The cat was probably muttering under his breath, “What the hell is going on?”
The next question has got to be this one: why was this attractive looking ginger tabby-and-white male cat going next door for all his feeding requirements? And once again there can be only one reason: the food next door is better than the food in the home where he lives.
And so, the solution for this cat caregiver is to put down some great food for his cat to try and wean him off the habit of going next door.
This kind of feline behaviour can cause upset between neighbours. This is because this caregiver might complain to his neighbour that they are feeding their cat and they shouldn’t do it. They might blame their neighbour for acting irresponsibly. They might even blame them for trying to steal their cat. It might even be true by the way!

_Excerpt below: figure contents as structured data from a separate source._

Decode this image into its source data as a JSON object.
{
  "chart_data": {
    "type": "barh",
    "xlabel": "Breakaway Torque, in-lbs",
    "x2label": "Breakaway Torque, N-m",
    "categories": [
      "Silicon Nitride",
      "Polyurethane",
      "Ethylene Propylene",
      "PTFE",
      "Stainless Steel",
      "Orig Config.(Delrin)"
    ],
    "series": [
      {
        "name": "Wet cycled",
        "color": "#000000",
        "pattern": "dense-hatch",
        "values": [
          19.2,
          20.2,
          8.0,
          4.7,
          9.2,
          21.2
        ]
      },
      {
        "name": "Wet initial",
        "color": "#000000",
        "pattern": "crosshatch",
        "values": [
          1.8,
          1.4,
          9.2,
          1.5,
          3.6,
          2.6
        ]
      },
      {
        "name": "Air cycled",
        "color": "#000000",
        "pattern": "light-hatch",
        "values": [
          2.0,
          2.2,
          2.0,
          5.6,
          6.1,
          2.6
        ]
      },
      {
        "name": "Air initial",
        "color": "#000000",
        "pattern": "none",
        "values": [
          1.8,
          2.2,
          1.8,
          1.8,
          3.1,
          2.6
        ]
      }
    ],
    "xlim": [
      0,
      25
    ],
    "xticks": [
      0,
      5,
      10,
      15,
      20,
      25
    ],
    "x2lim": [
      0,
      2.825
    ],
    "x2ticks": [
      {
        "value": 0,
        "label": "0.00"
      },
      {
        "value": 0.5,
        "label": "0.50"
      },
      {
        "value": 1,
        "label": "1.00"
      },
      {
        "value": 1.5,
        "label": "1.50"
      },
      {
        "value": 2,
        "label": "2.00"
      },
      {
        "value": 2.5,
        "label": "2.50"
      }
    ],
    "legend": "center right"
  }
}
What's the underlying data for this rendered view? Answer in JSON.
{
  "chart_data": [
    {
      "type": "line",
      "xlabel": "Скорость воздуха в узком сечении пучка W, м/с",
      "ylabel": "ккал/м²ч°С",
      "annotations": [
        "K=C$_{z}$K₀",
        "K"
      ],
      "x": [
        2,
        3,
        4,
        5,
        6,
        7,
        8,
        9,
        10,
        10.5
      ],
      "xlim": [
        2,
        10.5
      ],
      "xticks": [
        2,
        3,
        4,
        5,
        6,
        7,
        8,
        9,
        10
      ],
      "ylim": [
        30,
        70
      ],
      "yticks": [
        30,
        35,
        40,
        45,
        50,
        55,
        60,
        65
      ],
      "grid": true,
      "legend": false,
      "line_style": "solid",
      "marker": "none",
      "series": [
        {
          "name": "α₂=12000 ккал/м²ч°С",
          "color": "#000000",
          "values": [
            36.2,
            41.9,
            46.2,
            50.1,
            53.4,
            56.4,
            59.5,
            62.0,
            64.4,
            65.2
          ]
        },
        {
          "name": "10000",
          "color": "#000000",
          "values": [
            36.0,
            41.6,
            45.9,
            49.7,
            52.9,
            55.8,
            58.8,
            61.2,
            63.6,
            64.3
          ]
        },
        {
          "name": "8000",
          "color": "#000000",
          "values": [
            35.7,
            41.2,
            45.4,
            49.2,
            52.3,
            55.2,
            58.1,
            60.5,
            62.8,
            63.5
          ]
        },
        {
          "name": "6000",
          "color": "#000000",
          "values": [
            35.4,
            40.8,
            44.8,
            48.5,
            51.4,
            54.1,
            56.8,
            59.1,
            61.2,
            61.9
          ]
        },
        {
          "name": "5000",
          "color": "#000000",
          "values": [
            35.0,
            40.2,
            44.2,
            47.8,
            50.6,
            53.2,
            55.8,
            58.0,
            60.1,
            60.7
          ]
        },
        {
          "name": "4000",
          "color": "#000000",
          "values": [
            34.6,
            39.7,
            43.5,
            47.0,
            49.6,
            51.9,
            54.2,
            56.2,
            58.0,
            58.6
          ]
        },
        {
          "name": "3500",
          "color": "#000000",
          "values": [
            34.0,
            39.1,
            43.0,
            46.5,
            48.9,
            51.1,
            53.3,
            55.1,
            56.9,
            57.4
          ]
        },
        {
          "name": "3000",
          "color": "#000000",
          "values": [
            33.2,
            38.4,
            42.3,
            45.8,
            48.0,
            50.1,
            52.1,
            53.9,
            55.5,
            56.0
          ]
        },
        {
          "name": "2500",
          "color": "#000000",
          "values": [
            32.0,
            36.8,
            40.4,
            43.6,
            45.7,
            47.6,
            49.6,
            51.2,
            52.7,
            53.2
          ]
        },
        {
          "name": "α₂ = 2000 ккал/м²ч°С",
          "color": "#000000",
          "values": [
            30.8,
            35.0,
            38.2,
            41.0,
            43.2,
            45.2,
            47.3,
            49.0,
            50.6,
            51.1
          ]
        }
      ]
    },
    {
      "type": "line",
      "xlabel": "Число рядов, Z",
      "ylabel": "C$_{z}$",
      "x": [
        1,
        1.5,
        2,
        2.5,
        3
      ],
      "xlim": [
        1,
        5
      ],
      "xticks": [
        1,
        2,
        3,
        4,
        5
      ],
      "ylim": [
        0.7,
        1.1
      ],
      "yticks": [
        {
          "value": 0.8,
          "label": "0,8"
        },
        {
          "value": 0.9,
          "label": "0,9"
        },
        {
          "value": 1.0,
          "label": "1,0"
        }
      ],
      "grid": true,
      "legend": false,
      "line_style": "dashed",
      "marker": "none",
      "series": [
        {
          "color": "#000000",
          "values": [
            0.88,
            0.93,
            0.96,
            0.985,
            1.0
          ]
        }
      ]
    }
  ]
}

But then again, the neighbour might respond by saying that this cat owner should keep their cat indoors or do more to stop them coming into their home. In the meantime, the cat has no notion of “cat ownership” and does not feel owned. He has a home range territory which encompasses both his home and the homes of neighbours including their backyards and therefore is behaving entirely normally and sees nothing wrong. He is simply scavenging food where it is obtainable.
The idea of scavenging for cats is not wholly natural. The ancestor to the domestic cat doesn’t really scavenge. They attack and kill prey and eat it fresh. But the domestic cat’s life is very different; it’s artificial and they’ve learned to accept food in a bowl which is a form of scavenging.
So, the first thing you do if your cat has stopped eating and looks and behaves healthy in every respect and shows no signs of having any illness is to check whether he’s eating next door before you haul him off to the veterinarian to waste your money and time and put your cat through a minor traumatic event.